1144 Oda

Discovery
- Discovered by: K. Reinmuth
- Discovery site: Heidelberg Obs.
- Discovery date: 28 January 1930

Designations
- Named after: A girl's name picked from a popular German calendar
- Alternative designations: 1930 BJ · 1959 CJ 1967 EV
- Minor planet category: main-belt · (outer) Hilda

Orbital characteristics
- Epoch 4 September 2017 (JD 2458000.5)
- Uncertainty parameter 0
- Observation arc: 87.27 yr (31,875 days)
- Aphelion: 4.1018 AU
- Perihelion: 3.3959 AU
- Semi-major axis: 3.7489 AU
- Eccentricity: 0.0942
- Orbital period (sidereal): 7.26 yr (2,651 days)
- Mean anomaly: 131.28°
- Mean motion: 0° 8^{m} 8.88^{s} / day
- Inclination: 9.7423°
- Longitude of ascending node: 156.73°
- Argument of perihelion: 220.87°

Physical characteristics
- Dimensions: 56.347±0.194 km 57.59±2.2 km 57.65 km (derived) 64.21±0.96 km
- Synodic rotation period: 14.4 h (dated) 44.023±0.2530 h
- Geometric albedo: 0.043±0.001 0.0533±0.004 0.0583 (derived) 0.061±0.014
- Spectral type: Tholen = D · X B–V = 0.706 U–B = 0.249
- Absolute magnitude (H): 9.794±0.002 (R) · 9.9 · 10.00 · 10.05±0.54

= 1144 Oda =

Hildian asteroid

1144 Oda, provisional designation , is a dark Hildian asteroid from the outermost regions of the asteroid belt, approximately 57 kilometers in diameter. It was discovered on 28 January 1930, by German astronomer Karl Reinmuth at the Heidelberg-Königstuhl State Observatory. The asteroid's name is a German female name, not related to the discoverer's contemporaries.

== Orbit and classification ==

Oda belongs to the dynamical Hilda group which is located in the outermost part of the main belt. Asteroids in this group have semi-major axis between 3.7 and 4.2 AU and stay in a 3:2 resonance with the gas giant Jupiter. Oda, however, is a non-family background asteroid, i.e. not a member of the collisional Hilda family (001).

It orbits the Sun in the outer main belt at a distance of 3.4–4.1 AU once every 7 years and 3 months (2,651 days). Its orbit has an eccentricity of 0.09 and an inclination of 10° with respect to the ecliptic. The body's observation arc begins at Heidelberg, two months after its official discovery observation.
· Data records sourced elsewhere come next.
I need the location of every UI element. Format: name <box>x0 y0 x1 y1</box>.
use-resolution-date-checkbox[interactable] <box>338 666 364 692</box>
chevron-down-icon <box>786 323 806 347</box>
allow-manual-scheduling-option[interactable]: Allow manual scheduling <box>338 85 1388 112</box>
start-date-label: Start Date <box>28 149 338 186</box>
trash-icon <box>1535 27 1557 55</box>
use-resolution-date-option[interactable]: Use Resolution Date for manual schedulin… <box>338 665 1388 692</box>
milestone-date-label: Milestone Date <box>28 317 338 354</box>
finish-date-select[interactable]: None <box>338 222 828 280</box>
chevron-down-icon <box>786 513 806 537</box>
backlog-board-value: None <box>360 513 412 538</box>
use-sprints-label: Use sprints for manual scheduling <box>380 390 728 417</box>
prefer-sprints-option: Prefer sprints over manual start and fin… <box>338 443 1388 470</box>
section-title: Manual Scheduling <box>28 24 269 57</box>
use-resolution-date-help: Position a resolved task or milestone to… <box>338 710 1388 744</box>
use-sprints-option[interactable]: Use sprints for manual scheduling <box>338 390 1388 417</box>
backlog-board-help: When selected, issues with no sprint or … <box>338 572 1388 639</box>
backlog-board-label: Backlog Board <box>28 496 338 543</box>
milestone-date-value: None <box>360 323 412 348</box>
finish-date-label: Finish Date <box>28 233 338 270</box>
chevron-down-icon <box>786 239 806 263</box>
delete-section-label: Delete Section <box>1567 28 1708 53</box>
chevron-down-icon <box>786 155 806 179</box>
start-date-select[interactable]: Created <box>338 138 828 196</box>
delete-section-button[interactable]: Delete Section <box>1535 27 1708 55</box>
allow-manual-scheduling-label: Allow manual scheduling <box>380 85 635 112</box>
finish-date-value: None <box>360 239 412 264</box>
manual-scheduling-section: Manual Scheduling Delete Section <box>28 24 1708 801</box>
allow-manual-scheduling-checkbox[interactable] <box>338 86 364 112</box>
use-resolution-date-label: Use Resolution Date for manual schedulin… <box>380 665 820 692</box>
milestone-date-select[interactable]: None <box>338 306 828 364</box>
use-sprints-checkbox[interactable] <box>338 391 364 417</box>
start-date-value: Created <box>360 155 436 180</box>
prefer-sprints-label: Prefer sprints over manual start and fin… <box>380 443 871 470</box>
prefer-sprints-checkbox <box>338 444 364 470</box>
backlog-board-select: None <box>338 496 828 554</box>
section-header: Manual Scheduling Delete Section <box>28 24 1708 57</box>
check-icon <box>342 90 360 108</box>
== Physical characteristics ==

In the Tholen classification, Oda is a dark and reddish D-type asteroid. It has also been characterized as an X-type by PanSTARRS photometric survey.

=== Rotation period ===

In May 2011, a rotational lightcurve of Oda was obtained from photometric observations in the R-band by astronomers at the Palomar Transient Factory in California. Lightcurve analysis gave a rotation period of 44.023 hours with a brightness variation of 0.41 magnitude (U=2). A previously measured period of 14.4 is now considered incorrect (U=1).

While not being a slow rotator, which have periods above 100 hours, Oda's spin rate is significantly longer than that of most other asteroids that have periods shorter than 20 hours.

=== Diameter and albedo ===

According to the surveys carried out by the Infrared Astronomical Satellite IRAS, the Japanese Akari satellite and the NEOWISE mission of NASA's Wide-field Infrared Survey Explorer, Oda measures between 56.347 and 64.21 kilometers in diameter and its surface has an albedo between 0.043 and 0.061.

The Collaborative Asteroid Lightcurve Link derives an albedo of 0.0583 and a diameter of 57.65 kilometers based on an absolute magnitude of 9.9.

== Naming ==

This minor planet was named after a girl's name picked from the German popular calendar Der Lahrer hinkende Bote (de).

As with 913 Otila, Reinmuth selected names from this calendar due to his many asteroid discoveries that he had trouble thinking of proper names. These names are not related to the discoverer's contemporaries. The author of the Dictionary of Minor Planet Names learned about Reinmuth's source of inspiration from private communications with Dutch astronomer Ingrid van Houten-Groeneveld, who worked as a young astronomer at Heidelberg.